Visitors to Israel would be foolish not to go on an excursion of the Judean Desert when staying in Jerusalem: not only because of the desert’s proximity but also because once you’ve arrived and the sand has settled, mirages of ancient history and former splendour appear seemingly out of nowhere.
Some fifteen minutes eastward from central Jerusalem by car, the Holy City suddenly disappears from view. Here, on the other side of the famous Mount of Olives, sun-baked pavements and densely populated neighbourhoods make way for the hilly terrain and hidden valleys of the Judean Desert. It’s a route that many a visitor in this part of Israel will take at one point or another, for what lies ahead is an assemblage of spellbinding sites whose very allure derives from their having weathered the ages.
One of these is Mar Saba monastery. Built into the gorge of the Kidron Valley, the tiered structure with small towers, domed buildings, high walls and steep stairs is all the more impressive thanks to its spectacular setting. But Mar Saba is more than an architectural marvel. Look in either direction of the compound and your eyes will fixate on black holes in the ravine. This network of caves, scattered across some 2km along the slope, is where 1,500 years ago, the first hermit monks arrived to live a solitary existence away from worldly distractions (and the occasional, treacherous apostle, we’d like to think).
Its survival throughout the centuries places the complex among the oldest near-continuously inhabited monasteries in the world, with twelve Greek Orthodox monks residing within the walls of Mar Saba to this day. Fascinating as it is, this place is often overlooked in favour of another site stretching even further into the past. To get there, we drive an hour or so south from Mar Saba. The oily Dead Sea, the lowest point on Earth and a highlight of any visit to Israel, shimmers like a Labradorite crystal on our left, while to our right, the Qumran Caves, where the Dead Sea Scrolls were discovered in 1946, lie in complete silence.
Masada is visible from the road long before you arrive.

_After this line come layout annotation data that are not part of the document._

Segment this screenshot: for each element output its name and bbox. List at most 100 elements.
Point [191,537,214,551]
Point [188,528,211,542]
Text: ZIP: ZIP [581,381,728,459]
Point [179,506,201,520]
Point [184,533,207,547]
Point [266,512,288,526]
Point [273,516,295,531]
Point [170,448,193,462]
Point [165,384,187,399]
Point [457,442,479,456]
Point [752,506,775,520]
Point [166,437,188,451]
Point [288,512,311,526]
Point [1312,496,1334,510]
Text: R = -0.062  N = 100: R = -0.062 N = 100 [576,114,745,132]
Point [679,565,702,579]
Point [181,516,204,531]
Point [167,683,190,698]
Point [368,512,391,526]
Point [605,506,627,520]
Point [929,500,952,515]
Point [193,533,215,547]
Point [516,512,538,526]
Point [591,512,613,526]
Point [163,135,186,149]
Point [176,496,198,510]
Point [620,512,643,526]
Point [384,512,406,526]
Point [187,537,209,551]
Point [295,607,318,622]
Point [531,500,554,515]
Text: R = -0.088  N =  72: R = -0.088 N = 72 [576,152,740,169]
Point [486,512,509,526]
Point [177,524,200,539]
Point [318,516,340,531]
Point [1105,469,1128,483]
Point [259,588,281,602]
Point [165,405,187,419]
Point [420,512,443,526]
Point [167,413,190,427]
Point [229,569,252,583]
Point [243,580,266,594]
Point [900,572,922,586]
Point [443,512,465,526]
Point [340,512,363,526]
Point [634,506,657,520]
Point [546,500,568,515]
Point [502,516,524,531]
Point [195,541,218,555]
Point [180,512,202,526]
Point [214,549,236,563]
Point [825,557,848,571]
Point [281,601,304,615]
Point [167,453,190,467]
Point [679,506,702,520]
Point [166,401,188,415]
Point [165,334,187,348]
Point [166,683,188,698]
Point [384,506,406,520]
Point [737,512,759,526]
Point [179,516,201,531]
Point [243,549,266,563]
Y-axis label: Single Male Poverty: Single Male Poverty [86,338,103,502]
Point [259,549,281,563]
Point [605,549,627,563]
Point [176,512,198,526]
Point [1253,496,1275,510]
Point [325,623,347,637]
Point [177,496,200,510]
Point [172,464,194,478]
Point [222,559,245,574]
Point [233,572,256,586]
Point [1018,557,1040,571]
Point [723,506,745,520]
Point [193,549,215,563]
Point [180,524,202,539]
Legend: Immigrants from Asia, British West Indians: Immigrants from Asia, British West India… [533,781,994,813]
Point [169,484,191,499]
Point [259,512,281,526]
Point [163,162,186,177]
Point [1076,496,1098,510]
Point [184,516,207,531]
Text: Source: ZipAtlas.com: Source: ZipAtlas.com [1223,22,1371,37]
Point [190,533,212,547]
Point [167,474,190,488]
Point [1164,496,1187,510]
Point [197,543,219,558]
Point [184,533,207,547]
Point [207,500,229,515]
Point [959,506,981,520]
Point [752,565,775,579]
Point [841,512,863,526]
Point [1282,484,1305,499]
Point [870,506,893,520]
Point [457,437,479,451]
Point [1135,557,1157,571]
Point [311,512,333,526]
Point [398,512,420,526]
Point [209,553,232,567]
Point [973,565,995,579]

Built atop an enormous rock plateau, the ruins of Herod the Great’s palatial fortification are tinged in the glory of days gone by – but also in tragic. According to legend, some 967 Jewish zealots took their own lives here to escape enslavement by the Romans, who sieged the fortress in 74 AD. Excavations of skeletal remains don’t nearly add up to this number, though with local striped hyenas feeding on bones, it’s easy to see how those who die here would be swallowed whole by the Judean desert.

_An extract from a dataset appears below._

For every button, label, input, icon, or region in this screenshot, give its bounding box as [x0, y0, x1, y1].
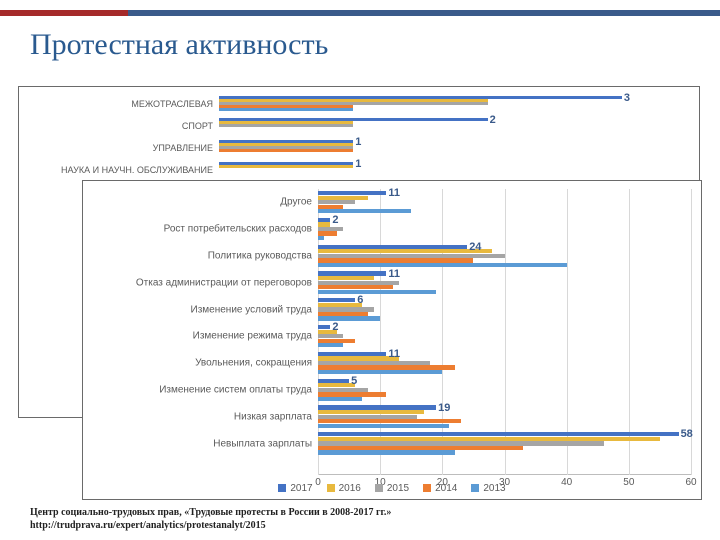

Just when you think that the region is a place defined by its past, however, you encounter its present. Bedouin communities still live here, and you’ll see their dwellings on the roadside. No longer nomadic, their lives are somewhere between cars and camels, mobile phones and water cisterns, Jerusalem and Judea. At times, all that divides a Bedouin village and a modern, Jewish settlement, are a hundred metres of barren desert. If there was a path between the two, it would span some 2,000 years of human history.